The Law of Unintended Consequences at work

kw: book reviews, nonfiction, ecology, natural history

Many years ago, when I lived in Anaheim, I got up extra early, before first light. Just before beginning my morning shower I opened the window above the tub. The night was very dark and very clear. I could see a few stars. I got the hot water going, and when I next looked out a minute or two later, I saw steam forming in the air outside the window. In seconds, the whole area was socked in with a coastal fog.

I recalled this as I read of a tern flying through the boundary between moist, rising tropical air and colder air above, suddenly initiating cloud formation, which grows into a storm front. This is the opening sequence in the chapter "Set in Motion," of Threads from the Web of Life: Stories in Natural History by Stephen Daubert; the book is illustrated by the author's brother, Chris Daubert. Threads contains sixteen such vignettes and lifeline narratives for some of the creatures involved. To each chapter is appended technical notes on the science behind the stories and a list of references.

The stories span sizes and times, from protozoa to whales, from subsecond twitches to geological eras. Of the latter, the chapter "Sea Green" presents the Ascension Island population of green sea turtles, that migrate thousands of miles farther than their species-mates; they seem to be following a genetic program that developed millions of years ago, when the Atlantic could be swum across in a matter of hours. Ascension has remained an above-surface portion of the mid-Atlantic ridge, while the coast of Brazil was pushed a couple thousand miles to the west by sea-floor spreading. The chapter ends on a Rachel Carsonesque note, when a turtle, having survived migration from Ascension to Brazil to feed, eats some plastic flotsam that will likely kill it.

The author's avowed purpose is to present dramatized narratives that demonstrate some surprising results of ecological study.
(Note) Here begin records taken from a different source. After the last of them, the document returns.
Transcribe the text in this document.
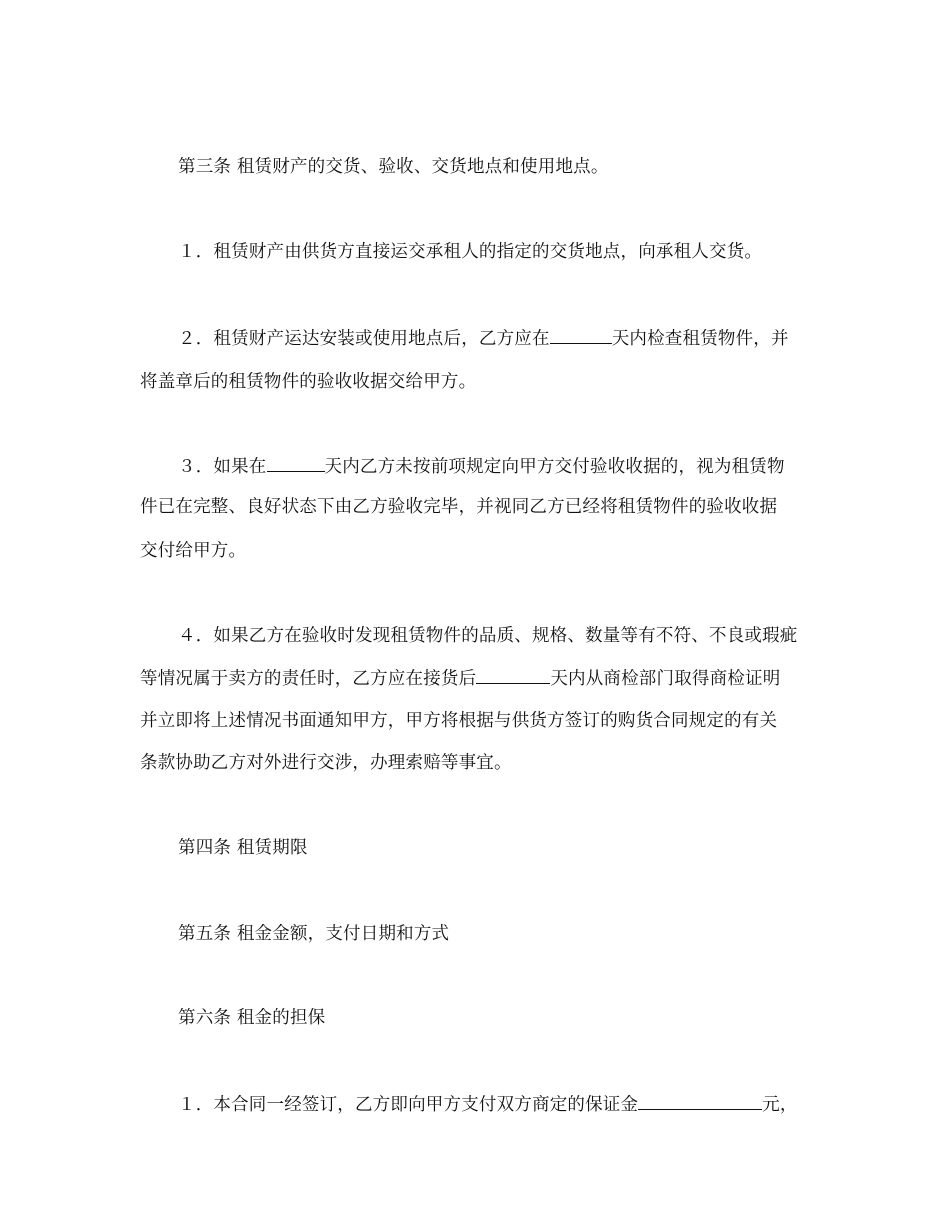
第三条 租赁财产的交货、验收、交货地点和使用地点。
１．租赁财产由供货方直接运交承租人的指定的交货地点，向承租人交货。
２．租赁财产运达安装或使用地点后，乙方应在	天内检查租赁物件，并
将盖章后的租赁物件的验收收据交给甲方。
３．如果在	天内乙方未按前项规定向甲方交付验收收据的，视为租赁物
件已在完整、良好状态下由乙方验收完毕，并视同乙方已经将租赁物件的验收收据
交付给甲方。
４．如果乙方在验收时发现租赁物件的品质、规格、数量等有不符、不良或瑕疵
等情况属于卖方的责任时，乙方应在接货后	天内从商检部门取得商检证明
并立即将上述情况书面通知甲方，甲方将根据与供货方签订的购货合同规定的有关
条款协助乙方对外进行交涉，办理索赔等事宜。
第四条 租赁期限
第五条 租金金额，支付日期和方式
第六条 租金的担保
１．本合同一经签订，乙方即向甲方支付双方商定的保证金	元，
This he does in fine style. His inner agenda also becomes clear; nearly every story shows the adverse effect of the hand of man, from whaling as the likely cause of the near-extinction of condors to the replacement of most of America's "little brown sparrow-type birds" (my expression) with chestnut-sided warblers, a result of agriculture first, then of the destruction of American Chestnut trees by an introduced fungus—warblers thrive in disturbed forest and will not live in intact forest.
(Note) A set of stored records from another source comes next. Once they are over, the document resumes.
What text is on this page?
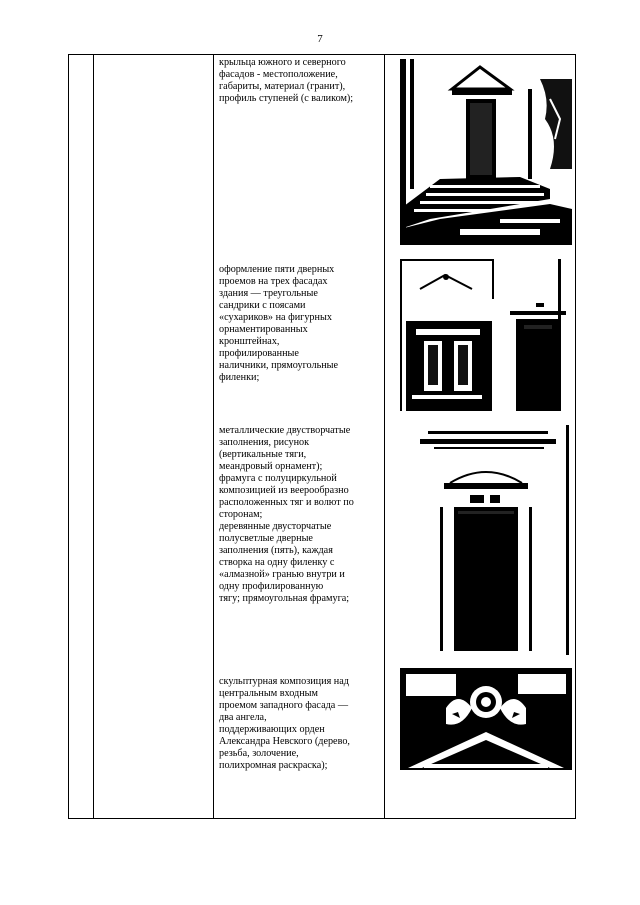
7

крыльца южного и северного

фасадов - местоположение,

габариты, материал (гранит),

профиль ступеней (с валиком);

оформление пяти дверных

проемов на трех фасадах

здания — треугольные

сандрики с поясами

«сухариков» на фигурных

орнаментированных

кронштейнах,

профилированные

наличники, прямоугольные

филенки;

металлические двустворчатые

заполнения, рисунок

(вертикальные тяги,

меандровый орнамент);

фрамуга с полуциркульной

композицией из веерообразно

расположенных тяг и волют по

сторонам;

деревянные двусторчатые

полусветлые дверные

заполнения (пять), каждая

створка на одну филенку с

«алмазной» гранью внутри и

одну профилированную

тягу; прямоугольная фрамуга;

скульптурная композиция над

центральным входным

проемом западного фасада —

два ангела,

поддерживающих орден

Александра Невского (дерево,

резьба, золочение,

полихромная раскраска);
This other agenda does not bother me, it encourages me; we need to be saying these things. We need to be bold enough to say that we are saying these things. No subterfuge is needed.
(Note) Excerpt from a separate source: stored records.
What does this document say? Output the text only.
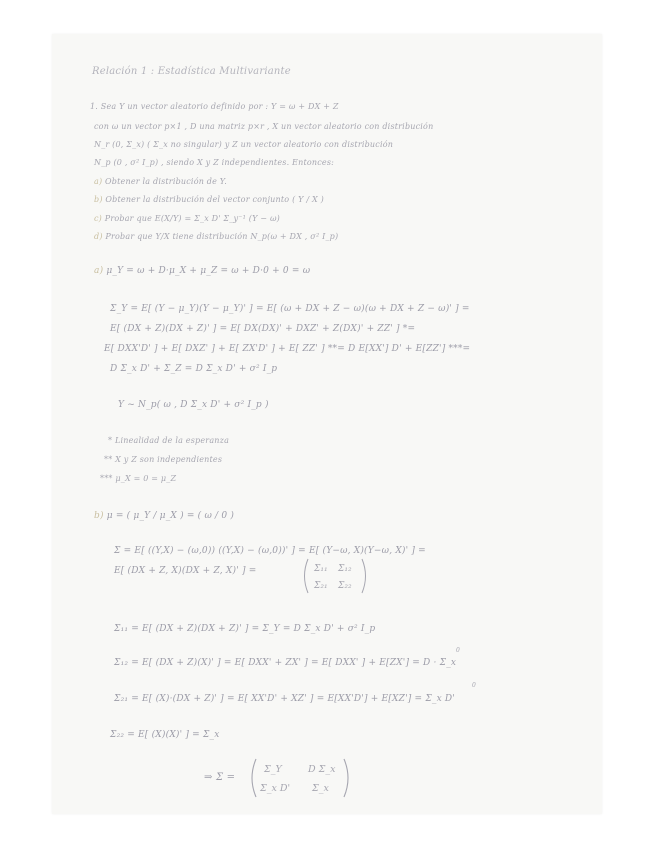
Relación 1 : Estadística Multivariante
1. Sea Y un vector aleatorio definido por : Y = ω + DX + Z
con ω un vector p×1 , D una matriz p×r , X un vector aleatorio con distribución
N_r (0, Σ_x) ( Σ_x no singular) y Z un vector aleatorio con distribución
N_p (0 , σ² I_p) , siendo X y Z independientes. Entonces:
a) Obtener la distribución de Y.
b) Obtener la distribución del vector conjunto ( Y / X )
c) Probar que E(X/Y) = Σ_x D' Σ_y⁻¹ (Y − ω)
d) Probar que Y/X tiene distribución N_p(ω + DX , σ² I_p)
a) μ_Y = ω + D·μ_X + μ_Z = ω + D·0 + 0 = ω
Σ_Y = E[ (Y − μ_Y)(Y − μ_Y)' ] = E[ (ω + DX + Z − ω)(ω + DX + Z − ω)' ] =
E[ (DX + Z)(DX + Z)' ] = E[ DX(DX)' + DXZ' + Z(DX)' + ZZ' ] *=
E[ DXX'D' ] + E[ DXZ' ] + E[ ZX'D' ] + E[ ZZ' ] **= D E[XX'] D' + E[ZZ'] ***=
D Σ_x D' + Σ_Z = D Σ_x D' + σ² I_p
Y ~ N_p( ω , D Σ_x D' + σ² I_p )
* Linealidad de la esperanza
** X y Z son independientes
*** μ_X = 0 = μ_Z
b) μ = ( μ_Y / μ_X ) = ( ω / 0 )
Σ = E[ ((Y,X) − (ω,0)) ((Y,X) − (ω,0))' ] = E[ (Y−ω, X)(Y−ω, X)' ] =
E[ (DX + Z, X)(DX + Z, X)' ] =	Σ₁₁ Σ₁₂
Σ₂₁ Σ₂₂
Σ₁₁ = E[ (DX + Z)(DX + Z)' ] = Σ_Y = D Σ_x D' + σ² I_p
Σ₁₂ = E[ (DX + Z)(X)' ] = E[ DXX' + ZX' ] = E[ DXX' ] + E[ZX'] = D · Σ_x
Σ₂₁ = E[ (X)·(DX + Z)' ] = E[ XX'D' + XZ' ] = E[XX'D'] + E[XZ'] = Σ_x D'
Σ₂₂ = E[ (X)(X)' ] = Σ_x
0
0
⇒ Σ =
Σ_Y	D Σ_x
Σ_x D' Σ_x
The stories themselves are enchanting. I knew squid sometimes jump to arc over the water; I didn't know that some can jump thirty feet high and 75 feet long, that they do so by using their water jet mainly in air! Or that they are such artists with light. I knew about the cenotés of Mexico; I had college friends who went "potholing" in some of them over 1,000 feet deep. I didn't know they form a ring centered on the Chicxulub crater.

These stories benefit from the "fictionalizing" approach Daubert uses. They are too good to leave to dry fact.